Friday, March 25, 2011

Realizing a whole lot more

Realizing a whole lot more--maybe that is why I cried all day. Actually I cried all day because I am in terrific pain--both in my mutilated back and shoulders, and now from way too much fluid on my brain, behind my eyes, and on my face---the face you disfigured. You see, that is how I figured out that you, my tormentors were Aryan--because you pumped up the inside of my cheekbone--apparently your idea of making up for the beauty you destroyed when your mutilations stole my one exceptional facial feature--my high cheekbones. But you didn't give me back the high cheekbones I once had, and I know why---because my original high cheekbones make me look Indian, and you with your pathetic, disgusting racial purity cannot abide anything but "Caucasian" features. Well, I HATE, LOATHE, AND DESPISE the cheekbones that you plumped out on my face. They may make me look European perfect, but THEY ARE NOT ME, and I HATE THE LOOK AND DESPISE YOUR RACIST IMPERIALISM--the worst imperialism of all--undeserved and violent rapine and abuse of another human's body.

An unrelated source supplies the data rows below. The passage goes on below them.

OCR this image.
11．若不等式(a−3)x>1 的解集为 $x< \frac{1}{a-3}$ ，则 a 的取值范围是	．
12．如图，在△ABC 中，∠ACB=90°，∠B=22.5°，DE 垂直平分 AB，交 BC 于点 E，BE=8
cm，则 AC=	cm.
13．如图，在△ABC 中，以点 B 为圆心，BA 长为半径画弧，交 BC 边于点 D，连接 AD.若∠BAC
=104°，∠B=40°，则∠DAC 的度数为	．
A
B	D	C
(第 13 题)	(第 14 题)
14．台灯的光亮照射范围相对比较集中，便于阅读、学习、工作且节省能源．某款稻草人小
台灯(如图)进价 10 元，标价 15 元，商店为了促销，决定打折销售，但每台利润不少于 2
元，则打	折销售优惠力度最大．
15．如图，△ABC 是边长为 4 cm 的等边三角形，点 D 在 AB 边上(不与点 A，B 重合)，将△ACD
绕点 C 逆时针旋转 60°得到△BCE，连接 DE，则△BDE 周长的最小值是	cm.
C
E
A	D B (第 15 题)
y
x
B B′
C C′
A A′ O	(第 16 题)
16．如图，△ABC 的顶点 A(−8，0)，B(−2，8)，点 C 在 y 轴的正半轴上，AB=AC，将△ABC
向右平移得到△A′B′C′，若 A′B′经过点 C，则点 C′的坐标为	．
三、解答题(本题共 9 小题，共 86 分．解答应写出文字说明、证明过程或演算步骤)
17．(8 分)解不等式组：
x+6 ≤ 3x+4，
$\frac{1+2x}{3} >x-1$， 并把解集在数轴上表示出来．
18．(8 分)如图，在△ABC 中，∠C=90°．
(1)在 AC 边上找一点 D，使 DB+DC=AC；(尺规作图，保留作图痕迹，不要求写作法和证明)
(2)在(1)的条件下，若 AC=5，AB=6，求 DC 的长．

I should have known that it was the Aryans mutilating me all along, but the Sirian/reptilians and the Borg Machine and their human stenchmen got involved, and so much abuse was coming at me from all sides, that I couldn't get things clear. But, oh baby, things are becoming clearer and clearer. I thought that the Aryans were wiped out in the October victory led by our cosmic friends. I thought that just a few were left. I remember being very worried that my children might be upset with me, because I had contributed to that victory. I was so happy when I realized that they were actually thrilled, but I still didn't snap. I do now. MY CHILDREN WERE ARYAN SLAVES!!!!! A little while ago I took a Phenergan and then a full Vicodin because the pounding pain in my face, head, and body was causing severe nausea. It is a good thing I have major sedatives in me, or I would be screaming at the top of my lungs and throwing anything my hands could grasp. They say hell hath no fury like a woman scorned, but I tell you what's worse--the righteous fury of a woman who knows her children have been ENSLAVED BY ABUSIVE PIGS.

I had seen the torture and enslavement reflected back at me from my children's eyes, but from my reading, I thought that it just sucked to be an Aryan--that the reptiles were responsible for the endured suffering and pain I could see in their eyes. But it doesn't suck to be an Aryan, does it? It sucks to be a BROWN Aryan, an ABORIGINAL Aryan, a JEWISH BLODDLINE Aryan--doesn't it? I realize now that when you Aryan pigs went to steal my eggs, that slavery was what you had in mind for my offspring, BEFORE THEY WERE EVEN CONCEIVED AND QUICKENED. You thought that they had good genes for being psychically responsive, but you KNEW of my "mongrel" (Brown, Jewish, Native American) genes, and my children were slotted to slaves from the get go. Thanks to Arizona Wilder, I know what my children provided you. They were the lightning rods for the reptiles' anger and abuse, weren't they? Were they sexually violated by those lizards? Did any of the "pure" blue eyed blondies rape my daughters, or are their dicks too pure for brown flesh? Well, let me tell you something, you Aryan pigs. I am enraged and griefstricken over what befell my children, so much so, that even now, I won't dwell on it, because it is too emotionally upset. But no matter what my kids endured (and I can see in their eyes that they endured a lot), they still are the "superior" ones--that is, every one I have seen, still is in touch with their soul, and that is more than I can say for the blue eyed blondie Aryans I have seen. Though it pains me to even touch upon what they must have endured, I am glad, for loving them is much easier and more natural, than the thought of trying to feel affection for one of the blond, blue eyed crowd. The latter can only be done with great and disciplined effort through Christ, but one way I know my children is that my heart spontaneously warms to them when I have seen them (and some I have only seen, and never talked to). My children may be tyrannized by an inner evil spirit, as is their mother, but I can see the spirit of God within them, and that is more than I can say for you.

I just have one question on my mind....do you Aryan pigs still have any of my children in slavery? I am too distraught to get an honest answer, even from my inner voice, but I think so. And guess what, suffering for them and for the spiritual liberation of my physically free children is the spiritual reason and meaning I give my own hellacious suffering that you pigs put upon me now.

This thread is not over by a long shot, but the drugged body needs to rest. Understand one thing--I will not serve you Aryans, ever. I have no desire to do anything to save you, AND NEVER WILL, UNTIL I AM SURE THAT EVERY ONE OF MY KIDS IN YOUR ENSLAVEMENT IS SAFE, SOUND, AND WORKING TOWARDS THEIR OWN SPIRITUAL HEALING. Kidnap me all you want, drug me all you want, mutilate and inflict constant pain on me all you want. God is a good God, and I think God will give me the ability to resist you.